OTTAWA – La ministre fédérale des Travaux publics, Rona Ambrose, a demandé mardi un rapport indépendant sur les dépenses à la Société du Vieux-Port de Montréal, suite aux doutes soulevés par les frais de voyages de sa présidente, Claude Benoît.

Mme Ambrose a indiqué, lors de la période de questions aux Communes, que la Société du Vieux-Port de Montréal avait accepté d’ouvrir ses comptes à un tiers parti indépendant.

Le vérificateur général examine déjà les dépenses de cette filiale de la Société immobilière du Canada ltée.

Plus tôt dans la journée de mardi, des députés conservateurs et de l’opposition qui examinent les dépenses de Mme Benoît avaient estimé que ses justifications de frais de 10 000 $ pour un voyage en Océanie n’étaient pas satisfaisantes.

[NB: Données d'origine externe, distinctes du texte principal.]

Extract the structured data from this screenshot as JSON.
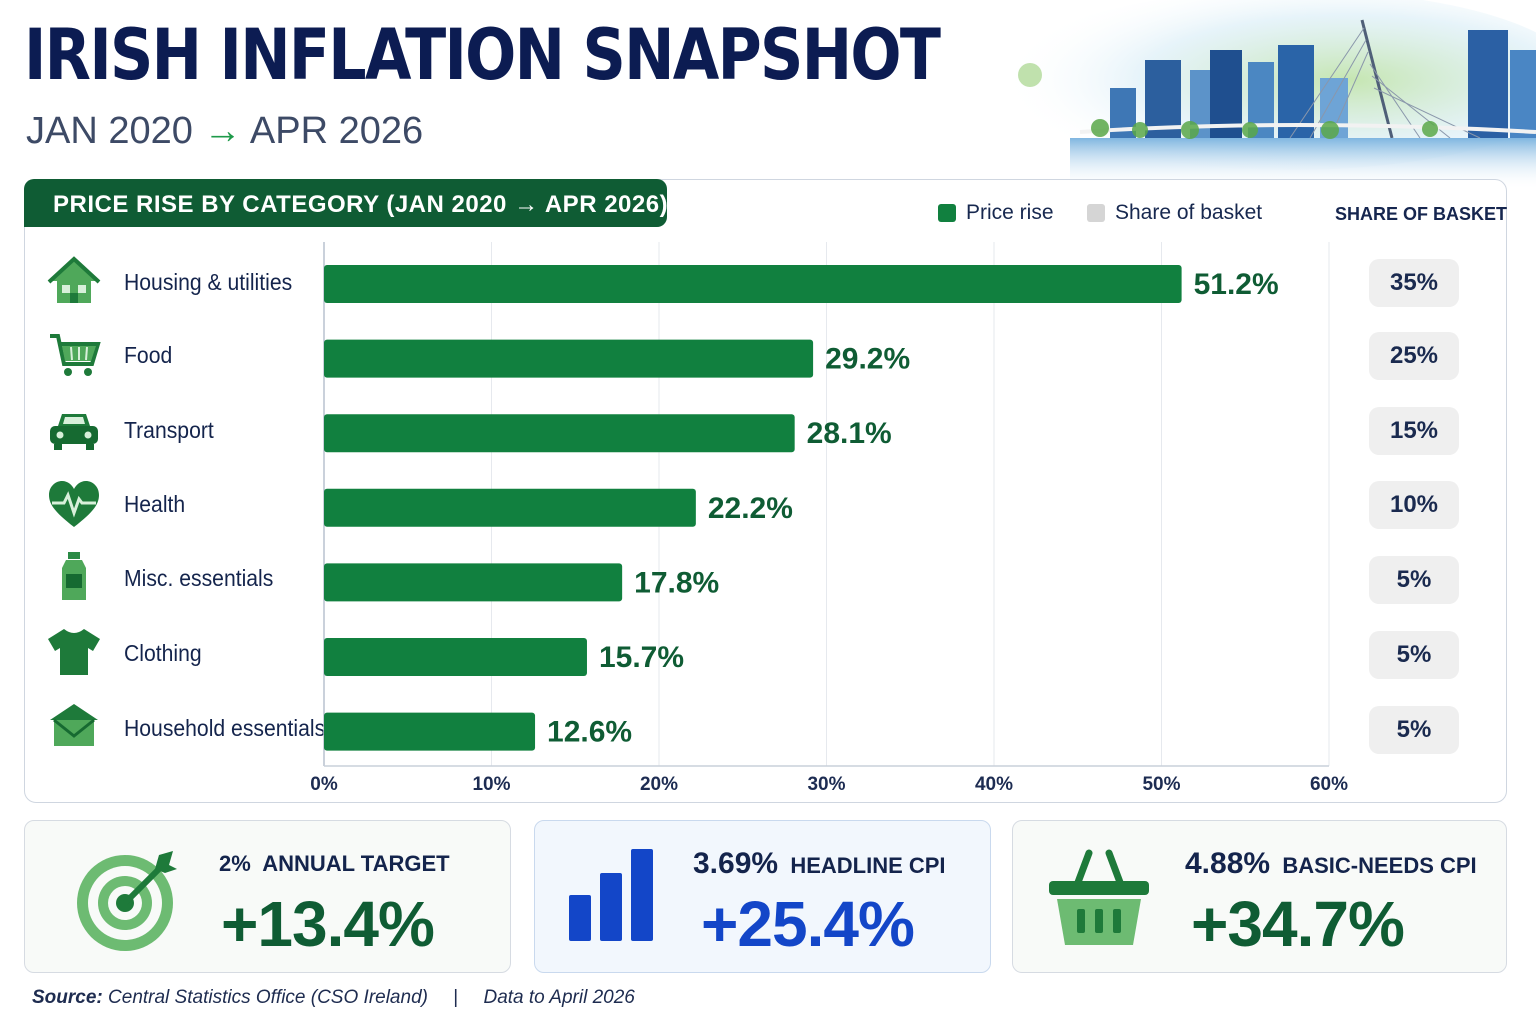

Les membres du comité sur l’éthique des Communes ont également choisi d’ignorer la demande de Mme Benoît, qui souhaite que le compte rendu officiel de son voyage demeure privé.

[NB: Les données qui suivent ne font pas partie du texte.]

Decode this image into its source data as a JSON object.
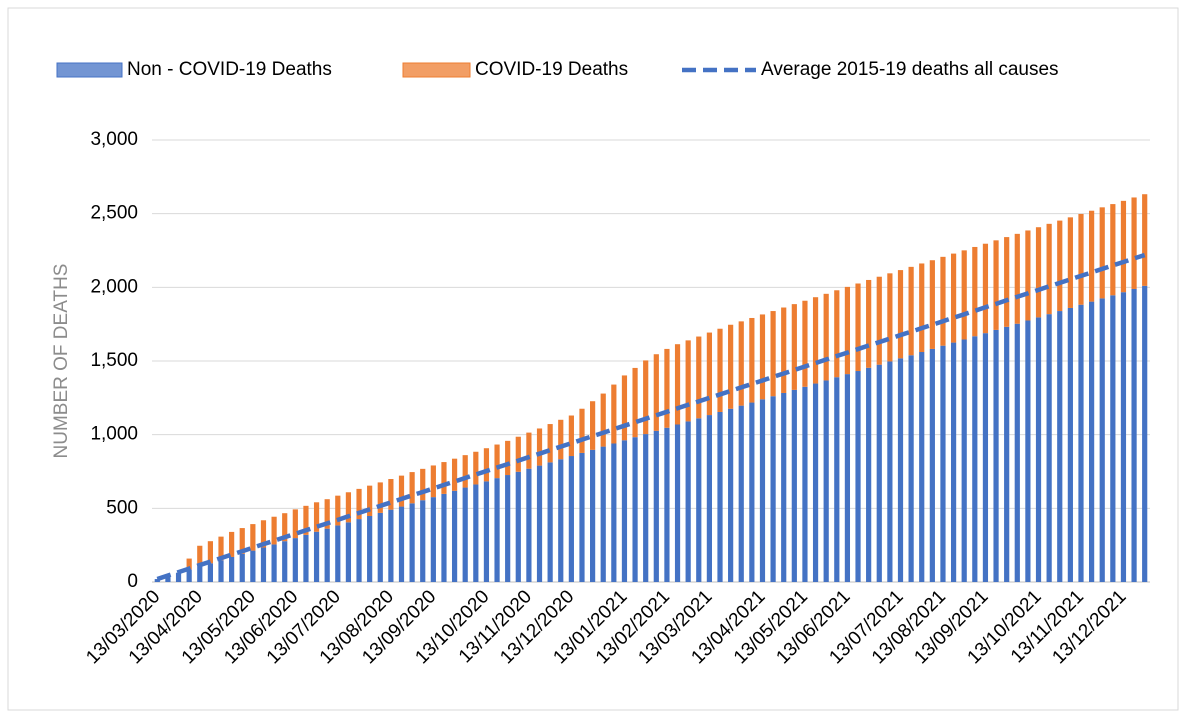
{
  "chart_data": {
    "type": "bar",
    "stacked": true,
    "yaxis_label": "NUMBER OF DEATHS",
    "categories": [
      "13/03/2020",
      null,
      null,
      null,
      "13/04/2020",
      null,
      null,
      null,
      null,
      "13/05/2020",
      null,
      null,
      null,
      "13/06/2020",
      null,
      null,
      null,
      "13/07/2020",
      null,
      null,
      null,
      null,
      "13/08/2020",
      null,
      null,
      null,
      "13/09/2020",
      null,
      null,
      null,
      null,
      "13/10/2020",
      null,
      null,
      null,
      "13/11/2020",
      null,
      null,
      null,
      "13/12/2020",
      null,
      null,
      null,
      null,
      "13/01/2021",
      null,
      null,
      null,
      "13/02/2021",
      null,
      null,
      null,
      "13/03/2021",
      null,
      null,
      null,
      null,
      "13/04/2021",
      null,
      null,
      null,
      "13/05/2021",
      null,
      null,
      null,
      "13/06/2021",
      null,
      null,
      null,
      null,
      "13/07/2021",
      null,
      null,
      null,
      "13/08/2021",
      null,
      null,
      null,
      "13/09/2021",
      null,
      null,
      null,
      null,
      "13/10/2021",
      null,
      null,
      null,
      "13/11/2021",
      null,
      null,
      null,
      "13/12/2021",
      null,
      null
    ],
    "series": [
      {
        "name": "Non - COVID-19 Deaths",
        "type": "bar",
        "color": "#4472c4",
        "values": [
          20,
          41,
          63,
          84,
          106,
          127,
          148,
          170,
          191,
          213,
          234,
          255,
          277,
          298,
          320,
          341,
          362,
          384,
          405,
          427,
          448,
          469,
          491,
          512,
          534,
          555,
          576,
          598,
          619,
          641,
          662,
          683,
          705,
          726,
          748,
          769,
          790,
          812,
          833,
          855,
          876,
          897,
          919,
          940,
          962,
          983,
          1004,
          1026,
          1047,
          1069,
          1090,
          1111,
          1133,
          1154,
          1176,
          1197,
          1218,
          1240,
          1261,
          1283,
          1304,
          1325,
          1347,
          1368,
          1390,
          1411,
          1432,
          1454,
          1475,
          1497,
          1518,
          1539,
          1561,
          1582,
          1604,
          1625,
          1646,
          1668,
          1689,
          1711,
          1732,
          1753,
          1775,
          1796,
          1818,
          1839,
          1860,
          1882,
          1903,
          1925,
          1946,
          1967,
          1989,
          2010
        ]
      },
      {
        "name": "COVID-19 Deaths",
        "type": "bar",
        "color": "#ed7d31",
        "values": [
          0,
          0,
          0,
          75,
          140,
          150,
          160,
          170,
          175,
          180,
          185,
          188,
          190,
          195,
          197,
          200,
          200,
          202,
          204,
          205,
          206,
          207,
          208,
          210,
          212,
          213,
          215,
          216,
          218,
          220,
          222,
          225,
          228,
          232,
          238,
          245,
          252,
          260,
          268,
          275,
          300,
          330,
          360,
          400,
          440,
          470,
          500,
          520,
          535,
          545,
          550,
          555,
          560,
          565,
          570,
          572,
          574,
          576,
          578,
          580,
          582,
          584,
          586,
          588,
          590,
          592,
          594,
          596,
          597,
          598,
          599,
          600,
          601,
          602,
          603,
          604,
          605,
          606,
          607,
          608,
          609,
          610,
          611,
          612,
          613,
          614,
          615,
          616,
          617,
          618,
          619,
          620,
          621,
          622
        ]
      },
      {
        "name": "Average 2015-19 deaths all causes",
        "type": "line",
        "dashed": true,
        "color": "#4472c4",
        "values": [
          20,
          44,
          67,
          91,
          115,
          138,
          162,
          186,
          209,
          233,
          257,
          280,
          304,
          327,
          351,
          375,
          398,
          422,
          446,
          469,
          493,
          517,
          540,
          564,
          588,
          611,
          635,
          659,
          682,
          706,
          730,
          753,
          777,
          800,
          824,
          848,
          871,
          895,
          919,
          942,
          966,
          990,
          1013,
          1037,
          1061,
          1084,
          1108,
          1132,
          1155,
          1179,
          1203,
          1226,
          1250,
          1273,
          1297,
          1321,
          1344,
          1368,
          1392,
          1415,
          1439,
          1463,
          1486,
          1510,
          1534,
          1557,
          1581,
          1605,
          1628,
          1652,
          1676,
          1699,
          1723,
          1746,
          1770,
          1794,
          1817,
          1841,
          1865,
          1888,
          1912,
          1936,
          1959,
          1983,
          2007,
          2030,
          2054,
          2078,
          2101,
          2125,
          2149,
          2172,
          2196,
          2219
        ]
      }
    ],
    "ylim": [
      0,
      3000
    ],
    "yticks": [
      0,
      {
        "value": 500,
        "label": "500"
      },
      {
        "value": 1000,
        "label": "1,000"
      },
      {
        "value": 1500,
        "label": "1,500"
      },
      {
        "value": 2000,
        "label": "2,000"
      },
      {
        "value": 2500,
        "label": "2,500"
      },
      {
        "value": 3000,
        "label": "3,000"
      }
    ],
    "grid": true,
    "legend": "top"
  }
}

Le secrétaire parlementaire du premier ministre, Dean Del Mastro, n’y voit, lui, aucun aspect confidentiel. Il estime que Mme Benoît a fait un voyage personnel qui a été payé, en majorité ou en partie, par l’argent des contribuables. Il a également dit souhaiter que des Canadiens et d’autres personnes se penchent sur le dossier afin de «faire ce constat eux-mêmes».

Mme Benoît s’est fait rembourser 10 000 $ pour une partie des dépenses liées à 12 jours de travail pendant un voyage personnel de 29 jours en Australie et en Nouvelle-Zélande, fin 2008 et début 2009.

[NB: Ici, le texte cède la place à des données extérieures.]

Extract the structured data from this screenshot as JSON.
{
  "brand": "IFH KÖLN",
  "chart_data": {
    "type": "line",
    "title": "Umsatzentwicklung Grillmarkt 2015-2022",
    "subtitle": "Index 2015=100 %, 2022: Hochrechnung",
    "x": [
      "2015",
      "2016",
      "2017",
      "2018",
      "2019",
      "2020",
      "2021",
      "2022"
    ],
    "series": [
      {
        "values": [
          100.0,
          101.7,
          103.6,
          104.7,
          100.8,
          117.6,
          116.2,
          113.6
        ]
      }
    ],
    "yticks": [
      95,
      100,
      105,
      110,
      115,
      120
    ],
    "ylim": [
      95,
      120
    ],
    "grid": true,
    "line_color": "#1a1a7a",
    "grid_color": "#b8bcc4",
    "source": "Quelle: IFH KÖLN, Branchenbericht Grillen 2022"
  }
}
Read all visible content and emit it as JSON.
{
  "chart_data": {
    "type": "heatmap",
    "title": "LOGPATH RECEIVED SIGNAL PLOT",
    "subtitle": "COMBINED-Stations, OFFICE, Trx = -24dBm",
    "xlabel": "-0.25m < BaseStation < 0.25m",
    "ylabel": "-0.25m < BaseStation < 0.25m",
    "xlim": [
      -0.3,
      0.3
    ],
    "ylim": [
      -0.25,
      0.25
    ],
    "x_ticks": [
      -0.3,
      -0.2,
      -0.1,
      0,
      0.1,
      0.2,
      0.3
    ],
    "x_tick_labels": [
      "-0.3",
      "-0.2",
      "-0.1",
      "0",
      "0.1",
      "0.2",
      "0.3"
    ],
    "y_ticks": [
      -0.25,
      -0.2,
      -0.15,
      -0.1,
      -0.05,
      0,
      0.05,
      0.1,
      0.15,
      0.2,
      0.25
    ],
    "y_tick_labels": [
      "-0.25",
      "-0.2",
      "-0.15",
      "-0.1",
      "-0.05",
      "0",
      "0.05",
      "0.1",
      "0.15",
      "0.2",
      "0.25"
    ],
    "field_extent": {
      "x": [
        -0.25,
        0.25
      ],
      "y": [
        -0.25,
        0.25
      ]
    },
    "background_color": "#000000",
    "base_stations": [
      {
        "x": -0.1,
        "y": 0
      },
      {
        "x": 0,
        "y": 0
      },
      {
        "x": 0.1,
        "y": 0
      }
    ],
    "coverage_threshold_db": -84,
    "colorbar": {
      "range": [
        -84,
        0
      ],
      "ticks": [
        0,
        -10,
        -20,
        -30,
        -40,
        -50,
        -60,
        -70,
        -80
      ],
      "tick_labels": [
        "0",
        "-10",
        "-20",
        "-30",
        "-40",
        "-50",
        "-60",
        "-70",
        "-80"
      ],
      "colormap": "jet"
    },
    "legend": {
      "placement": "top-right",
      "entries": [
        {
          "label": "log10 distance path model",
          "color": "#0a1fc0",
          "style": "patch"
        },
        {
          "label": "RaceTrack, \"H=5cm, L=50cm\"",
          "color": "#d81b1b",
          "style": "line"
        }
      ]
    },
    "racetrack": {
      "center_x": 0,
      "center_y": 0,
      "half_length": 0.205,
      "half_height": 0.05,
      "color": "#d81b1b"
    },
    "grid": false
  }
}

Elle dit y avoir recueilli de l’information à propos d’installations riveraines afin que la société d’État puisse en bénéficier. Elle a toutefois admis ne pas avoir rencontré d’autorités locales à ce sujet. Elle a notamment visité une exposition «Star Wars» à Sydney, que le Vieux-Port tentait d’attirer à Montréal.

Mme Benoît a produit à son retour un rapport de 115 pages émaillé de photos, document qui, selon elle, pouvait inspirer la direction du Vieux-Port ou servir d’inspiration pour la planification. Elle y identifie différents ports, quais et établissements de l’Australie et de la Nouvelle-Zélande, en plus de fournir de l’information à propos des choix que ces villes ont faits pour aménager leurs bords de mer.

Dans une section du document intitulée «Panneaux de circulation, signalisation et éclairage», Mme Benoît a inscrit des commentaires. En complément d’une photo du Darling Harbour de Sydney, elle indique qu’il y manque une approche «unique et harmonieuse».

Elle a visité une grand-roue à Melbourne, et note à cet effet qu’une entreprise britannique a déjà fait part d’une idée semblable pour le Vieux-Port de Montréal.

Mais toutes ces explications ont peu impressionné les députés fédéraux.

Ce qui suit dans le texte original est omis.